Once diagnosis is confirmed, those individuals with mild symptoms can be treated in a conservative fashion; however, when symptoms become more severe and persistent, foramen magnum decompression is the treatment of choice.1 After decompression, changes can be seen on imaging, such as cerebellar tonsils and brainstem adjusting back to baseline 6 months post-surgery.2 Changes can also be seen on imaging with regards to the associated syrinx with its resolution on MRI.3 These changes can all be translated to the clinical improvement of the patient after surgical treatment. 

More than half have a reduction in headaches and if weakness is present, most patients have significant increase in their muscle strength. Sensory function, however, may not return to baseline. Despite improvements in a majority of patients postoperatively there is also data that shows neurological recurrence rates of 7% after 5 years, and reaching up to 8.7% after 10 years postoperatively.1 Although rare, postoperative infections, hemorrhage, adhesions, cerebrospinal fluid leakage, and hydrocephalus are among the most commonly reported complications associated with Chiari decompression. 
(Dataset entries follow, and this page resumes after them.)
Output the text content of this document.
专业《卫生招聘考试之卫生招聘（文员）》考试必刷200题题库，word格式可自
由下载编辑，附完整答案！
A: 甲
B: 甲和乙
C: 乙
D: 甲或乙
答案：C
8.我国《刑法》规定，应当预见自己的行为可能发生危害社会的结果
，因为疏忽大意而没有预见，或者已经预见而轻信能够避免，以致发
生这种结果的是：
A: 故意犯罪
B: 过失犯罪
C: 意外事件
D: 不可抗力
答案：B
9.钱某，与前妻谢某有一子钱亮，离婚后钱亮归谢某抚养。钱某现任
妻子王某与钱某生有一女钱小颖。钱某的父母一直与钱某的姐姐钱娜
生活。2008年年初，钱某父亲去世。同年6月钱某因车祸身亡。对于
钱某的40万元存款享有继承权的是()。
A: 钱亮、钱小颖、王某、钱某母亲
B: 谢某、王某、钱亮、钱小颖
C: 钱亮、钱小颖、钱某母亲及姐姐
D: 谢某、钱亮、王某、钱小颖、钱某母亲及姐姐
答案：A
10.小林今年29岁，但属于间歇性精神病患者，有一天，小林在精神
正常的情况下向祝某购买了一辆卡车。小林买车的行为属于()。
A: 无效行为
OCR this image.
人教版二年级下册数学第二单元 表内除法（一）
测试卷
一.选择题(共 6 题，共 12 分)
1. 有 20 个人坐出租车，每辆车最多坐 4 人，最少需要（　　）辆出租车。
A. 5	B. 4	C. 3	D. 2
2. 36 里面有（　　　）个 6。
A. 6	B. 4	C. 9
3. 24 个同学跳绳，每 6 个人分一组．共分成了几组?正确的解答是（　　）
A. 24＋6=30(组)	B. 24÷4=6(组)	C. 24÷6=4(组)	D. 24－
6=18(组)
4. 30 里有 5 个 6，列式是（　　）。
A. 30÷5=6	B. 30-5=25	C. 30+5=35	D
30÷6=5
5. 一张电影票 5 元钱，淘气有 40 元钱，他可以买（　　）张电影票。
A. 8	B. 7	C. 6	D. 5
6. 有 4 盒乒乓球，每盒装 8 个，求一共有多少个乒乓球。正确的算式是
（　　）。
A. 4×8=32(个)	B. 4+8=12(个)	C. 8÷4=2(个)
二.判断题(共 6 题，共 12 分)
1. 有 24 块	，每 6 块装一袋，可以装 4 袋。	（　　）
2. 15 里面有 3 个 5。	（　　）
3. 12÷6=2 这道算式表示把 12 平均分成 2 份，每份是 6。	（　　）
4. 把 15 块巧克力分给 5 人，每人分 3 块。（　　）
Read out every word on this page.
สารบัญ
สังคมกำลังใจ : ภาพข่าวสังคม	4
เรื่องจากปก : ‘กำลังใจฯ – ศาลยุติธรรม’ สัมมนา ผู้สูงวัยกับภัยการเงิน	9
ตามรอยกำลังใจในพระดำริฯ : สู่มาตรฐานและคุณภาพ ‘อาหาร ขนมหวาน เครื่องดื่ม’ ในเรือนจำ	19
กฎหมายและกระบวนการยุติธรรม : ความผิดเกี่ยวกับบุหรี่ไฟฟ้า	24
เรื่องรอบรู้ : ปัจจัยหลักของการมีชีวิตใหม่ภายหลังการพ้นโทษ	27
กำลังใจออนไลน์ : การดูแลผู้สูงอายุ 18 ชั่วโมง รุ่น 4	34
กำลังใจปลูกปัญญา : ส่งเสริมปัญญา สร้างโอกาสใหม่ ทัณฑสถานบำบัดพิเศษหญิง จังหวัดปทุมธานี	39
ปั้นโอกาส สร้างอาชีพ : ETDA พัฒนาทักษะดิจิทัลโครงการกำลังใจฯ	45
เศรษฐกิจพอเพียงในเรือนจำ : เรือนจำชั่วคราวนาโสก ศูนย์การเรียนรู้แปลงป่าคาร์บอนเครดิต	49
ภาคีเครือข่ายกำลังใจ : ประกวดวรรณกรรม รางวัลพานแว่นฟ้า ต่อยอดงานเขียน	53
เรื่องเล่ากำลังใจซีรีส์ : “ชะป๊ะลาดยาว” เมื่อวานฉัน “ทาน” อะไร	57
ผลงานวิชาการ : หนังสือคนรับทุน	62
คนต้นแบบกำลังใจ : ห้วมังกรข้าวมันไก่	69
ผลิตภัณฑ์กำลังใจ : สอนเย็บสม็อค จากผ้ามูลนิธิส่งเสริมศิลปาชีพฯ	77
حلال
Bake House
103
Outcome of the case. Due to brainstem compression at the cervicomedullary junction, the patient underwent suboccipital craniectomy, C1-C2 laminectomy, and decompression of Chiari malformation with allograft duraplasty. Her surgery was uncomplicated and her symptoms significantly improved over several months showing a decline in the burning and numbness sensations of her right side.

REFERENCES:

  1. Klekamp J. Surgical treatment of Chiari I malformation--analysis of intraoperative findings, complications, and outcome for 371 foramen magnum decompressions. Neurosurgery. 2012;71(2):365-380; discussion 380.
  2. Heiss JD, Suffredini G, Bakhtian KD, et al. Normalization of hindbrain morphology after decompression of Chiari malformation Type I. J Neurosurg. 2012;117(5):942-946.
  3. Vakharia VN, Guilfoyle MR, Laing RJ. Prospective study of outcome of foramen magnum decompressions in patients with syrinx and non-syrinx associated Chiari malformations. Br J Neurosurg. 2012;26(1):7-11.